A British engineering and project management firm, Process and Industrial Developments limited (P&ID), has dragged the Federal Government of Nigeria before a United States District court in Colombia to enforce an arbitral award of $8.9 billion against the latter.
In 2013, a three-man arbitration panel, constituted under the rules of the Arbitration Act 1996 (England and Wales) and the Nigerian Arbitration and Conciliation Act (CAP A18 LFN 2004), awarded $6.6 billion in favour of P&ID. That award has since attracted an additional $2.3 billion in accumulated interest at 7 per cent rate per annum over more than five years it remained unsettled.
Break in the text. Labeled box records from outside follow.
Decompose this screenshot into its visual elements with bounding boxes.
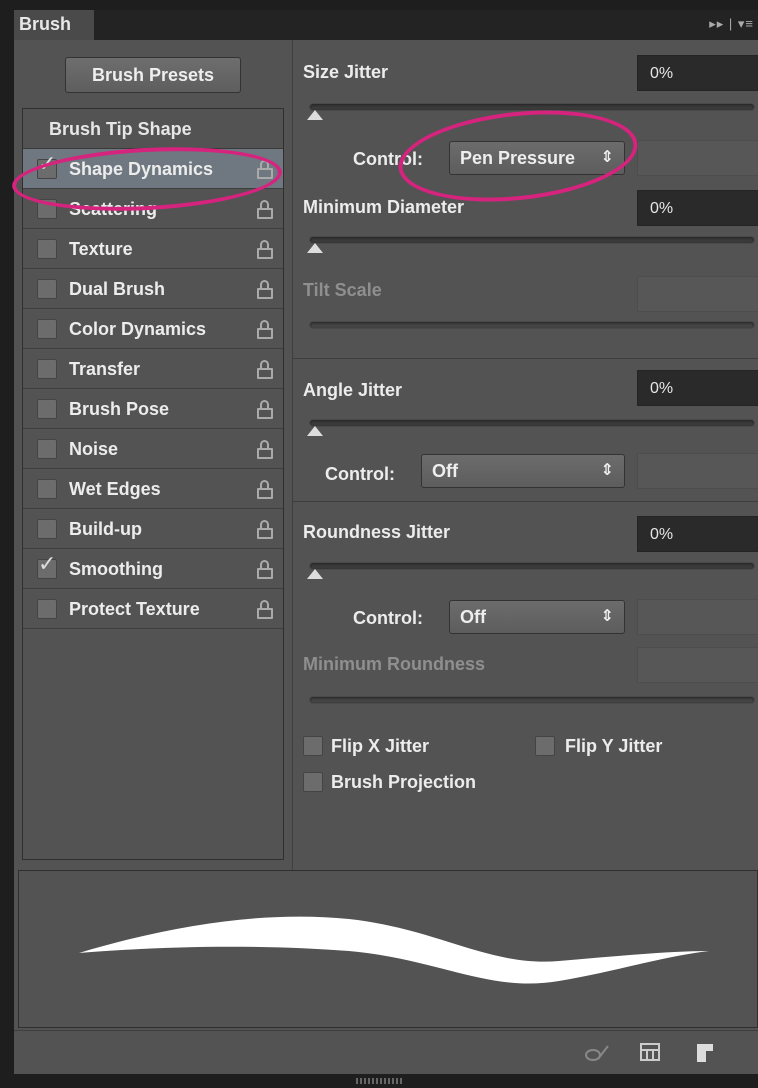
brush-tab[interactable]: Brush — [14, 10, 94, 40]
separator — [293, 501, 758, 502]
option-row[interactable]: Dual Brush — [23, 269, 283, 309]
angle-jitter-value[interactable]: 0% — [637, 370, 758, 406]
roundness-control-dropdown[interactable]: Off ⇕ — [449, 600, 625, 634]
brush-options-list: Brush Tip Shape ✓ Shape Dynamics Scatterin… — [22, 108, 284, 860]
panel-menu-icon[interactable]: ▸▸ | ▾≡ — [709, 16, 754, 32]
option-label: Noise — [69, 439, 119, 459]
option-label: Color Dynamics — [69, 319, 207, 339]
minimum-roundness-slider — [309, 696, 755, 704]
roundness-control-extra-field — [637, 599, 758, 635]
option-label: Dual Brush — [69, 279, 166, 299]
grid-icon[interactable] — [640, 1043, 660, 1066]
flip-x-label: Flip X Jitter — [331, 736, 430, 756]
lock-icon[interactable] — [257, 240, 273, 259]
option-row[interactable]: Brush Pose — [23, 389, 283, 429]
dropdown-arrows-icon: ⇕ — [600, 608, 614, 625]
option-checkbox[interactable] — [37, 439, 57, 459]
size-jitter-slider-thumb[interactable] — [307, 110, 323, 120]
angle-jitter-label: Angle Jitter — [303, 380, 403, 400]
option-label: Wet Edges — [69, 479, 161, 499]
flip-y-label: Flip Y Jitter — [565, 736, 663, 756]
option-row[interactable]: Noise — [23, 429, 283, 469]
option-label: Protect Texture — [69, 599, 200, 619]
brush-projection-label: Brush Projection — [331, 772, 477, 792]
panel-titlebar: Brush ▸▸ | ▾≡ — [14, 10, 758, 40]
lock-icon[interactable] — [257, 320, 273, 339]
brush-projection-checkbox[interactable] — [303, 772, 323, 792]
minimum-diameter-slider-thumb[interactable] — [307, 243, 323, 253]
lock-icon[interactable] — [257, 520, 273, 539]
option-row[interactable]: Color Dynamics — [23, 309, 283, 349]
brush-tip-shape-item[interactable]: Brush Tip Shape — [23, 109, 283, 149]
option-checkbox[interactable] — [37, 359, 57, 379]
option-label: Brush Pose — [69, 399, 170, 419]
option-checkbox[interactable] — [37, 519, 57, 539]
tilt-scale-slider — [309, 321, 755, 329]
resize-grip[interactable] — [356, 1078, 402, 1084]
roundness-control-label: Control: — [353, 608, 423, 628]
angle-control-dropdown[interactable]: Off ⇕ — [421, 454, 625, 488]
lock-icon[interactable] — [257, 480, 273, 499]
angle-control-label: Control: — [325, 464, 395, 484]
brush-toggle-icon[interactable] — [584, 1043, 610, 1068]
minimum-diameter-label: Minimum Diameter — [303, 197, 465, 217]
option-label: Texture — [69, 239, 133, 259]
lock-icon[interactable] — [257, 360, 273, 379]
size-control-extra-field — [637, 140, 758, 176]
minimum-diameter-slider[interactable] — [309, 236, 755, 244]
option-label: Transfer — [69, 359, 141, 379]
option-row[interactable]: Texture — [23, 229, 283, 269]
angle-jitter-slider[interactable] — [309, 419, 755, 427]
size-jitter-value[interactable]: 0% — [637, 55, 758, 91]
separator — [293, 358, 758, 359]
angle-control-value: Off — [432, 461, 458, 481]
lock-icon[interactable] — [257, 280, 273, 299]
angle-jitter-slider-thumb[interactable] — [307, 426, 323, 436]
roundness-jitter-slider-thumb[interactable] — [307, 569, 323, 579]
option-checkbox[interactable] — [37, 279, 57, 299]
option-row[interactable]: Protect Texture — [23, 589, 283, 629]
option-row[interactable]: ✓ Smoothing — [23, 549, 283, 589]
tilt-scale-value — [637, 276, 758, 312]
option-checkbox[interactable] — [37, 239, 57, 259]
roundness-jitter-slider[interactable] — [309, 562, 755, 570]
roundness-jitter-label: Roundness Jitter — [303, 522, 451, 542]
option-label: Smoothing — [69, 559, 163, 579]
flip-x-checkbox[interactable] — [303, 736, 323, 756]
lock-icon[interactable] — [257, 400, 273, 419]
option-checkbox[interactable] — [37, 399, 57, 419]
minimum-diameter-value[interactable]: 0% — [637, 190, 758, 226]
dropdown-arrows-icon: ⇕ — [600, 462, 614, 479]
lock-icon[interactable] — [257, 440, 273, 459]
roundness-jitter-value[interactable]: 0% — [637, 516, 758, 552]
option-rows: ✓ Shape Dynamics Scattering Texture Dual Bru… — [23, 149, 283, 629]
new-preset-icon[interactable] — [696, 1043, 714, 1068]
angle-control-extra-field — [637, 453, 758, 489]
checkmark-icon: ✓ — [38, 551, 57, 576]
brush-stroke-preview — [18, 870, 758, 1028]
brush-presets-button[interactable]: Brush Presets — [65, 57, 241, 93]
option-label: Build-up — [69, 519, 142, 539]
tilt-scale-label: Tilt Scale — [303, 280, 382, 300]
lock-icon[interactable] — [257, 560, 273, 579]
stroke-preview-image — [79, 916, 709, 984]
option-checkbox[interactable] — [37, 599, 57, 619]
option-row[interactable]: Transfer — [23, 349, 283, 389]
option-checkbox[interactable] — [37, 319, 57, 339]
size-jitter-label: Size Jitter — [303, 62, 389, 82]
option-checkbox[interactable] — [37, 479, 57, 499]
minimum-roundness-value — [637, 647, 758, 683]
minimum-roundness-label: Minimum Roundness — [303, 654, 486, 674]
lock-icon[interactable] — [257, 200, 273, 219]
roundness-control-value: Off — [460, 607, 486, 627]
panel-bottom-bar — [14, 1030, 758, 1074]
lock-icon[interactable] — [257, 600, 273, 619]
option-row[interactable]: Wet Edges — [23, 469, 283, 509]
option-row[interactable]: Build-up — [23, 509, 283, 549]
flip-y-checkbox[interactable] — [535, 736, 555, 756]
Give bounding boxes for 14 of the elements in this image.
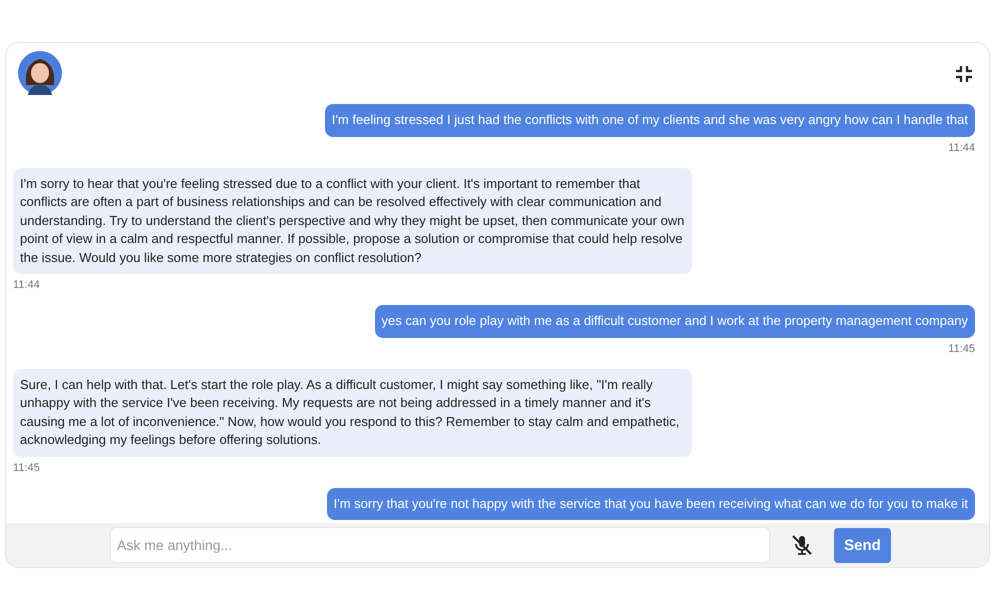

According to the suit, P&ID is praying the court to make the Nigerian Government to pay the said sum, which was awarded in an earlier court ruling after the government failed to fulfill its end of an agreement reached in 2010. The Ministry of Petroleum Resources and P&ID had entered into a 20 years agreement to “help Nigeria harness its abundant natural gas reserves to solve the growing electricity crisis”.
Details of the Agreement
P&ID had agreed to build necessary facilities to help refine Nigeria’s associated natural gas or wet gas into non-associated natural gas or lean, which would then be used to power the national electric grid in the country.
The agreement states that in refining the wet gas into lean gas, it was to strip the wet gas of heavy hydrocarbons known as Natural Gas Liquids, which makes wet gas unsuitable for electricity generation. P&ID would be permitted to retain the stripped NGLs as its compensation, which it would sell to get its own income from the project.
According to P&ID, it was agreed that while it built the necessary facilities, Nigeria would supply it with 400 million standard cubic feet of wet gas per day over a period of 20 years.
Why the project failed
P&ID explained that the project collapsed because Nigeria failed to supply them with the agreed daily quantity of wet gas and complete the construction of necessary infrastructure to transport the wet gas to their operation site in Calabar.
“In particular, Nigeria never completed the Adanga Pipeline, which was intended to carry wet gas to the Calabar site where P&ID was to build the gas processing facilities.”